Alles veranderde op het moment dat in 1960 Theo Martens, HTS-ingenieur uit Heerlen, het blad overnam. Martens was autodidact op het gebied van bladen maken en uitgeven. Hij werkte bij DSM, maar zag het niet zitten daar zijn hele leven te blijven. Hij was inmiddels betrokken bij het HTS-journaal, een hogeschoolblad, en zag een carrière in de uitgeverij wel zitten.

Bouwt u mee?
Martens pakte Natuurwetenschap & Techniek voortvarend aan. Hij veranderde de redactionele formule door vooral wetenschappers artikelen te laten schrijven, een aantal docenten van middelbaar en hoger onderwijs aan het blad te verbinden en voortaan artikelen uit didactisch oogpunt te laten schrijven en redigeren. Hij mikte op de bovenbouw. Dat was stap 1. Stap 2 was dat hij een bestand samenstelde van docenten op alle middelbare en hogescholen in Nederland en Vlaanderen. In een aantal jaren bouwde hij dit bestand op, eerst door brieven te schrijven, later ook door te telefoneren en ik geloof zelfs ook bezoeken in het land. De docenten werd gevraagd Natuurwetenschap & Techniek aan de leerlingen te introduceren. Als beloning werd een abonnement of boek in het vooruitzicht gesteld. ‘Wij bouwen’, schreef Martens in zijn eerste hoofdredactioneel (nu precies veertig jaar geleden) in januari 1960, ‘bouwt u mee?’ En er werd meegebouwd.
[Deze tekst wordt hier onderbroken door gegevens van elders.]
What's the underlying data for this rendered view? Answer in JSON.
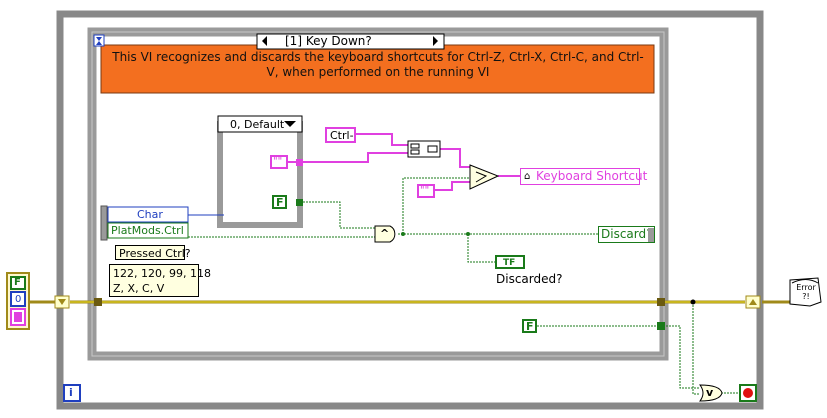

Natuurwetenschap & Techniek werd een hit. In no-time schoot het blad boven de tienduizend abonnees. In de jaren zestig hadden wetenschappen en techniek ook hun tijd mee. In de Westerse wereld groeide de welvaart en wetenschap en techniek hadden dat mogelijk gemaakt. Zo dacht men toen. In Natuurwetenschap & Techniek lezen we dan ook veel succesverhalen wat de natuurwetenschappen nu weer hadden bereikt, onder andere de eerste man op de Maan en alle spectaculaire ruimtereizen van die tijd waren voor veel jongeren zeker een reden om zich te abonneren. Natuurwetenschap & Techniek groeide uit tot een belangrijke ambassadeur voor wetenschap en techniek bij jongeren. We lezen in de jaren zestig nog niets over kritische geluiden, kanttekeningen en nadelen van wetenschap en techniek.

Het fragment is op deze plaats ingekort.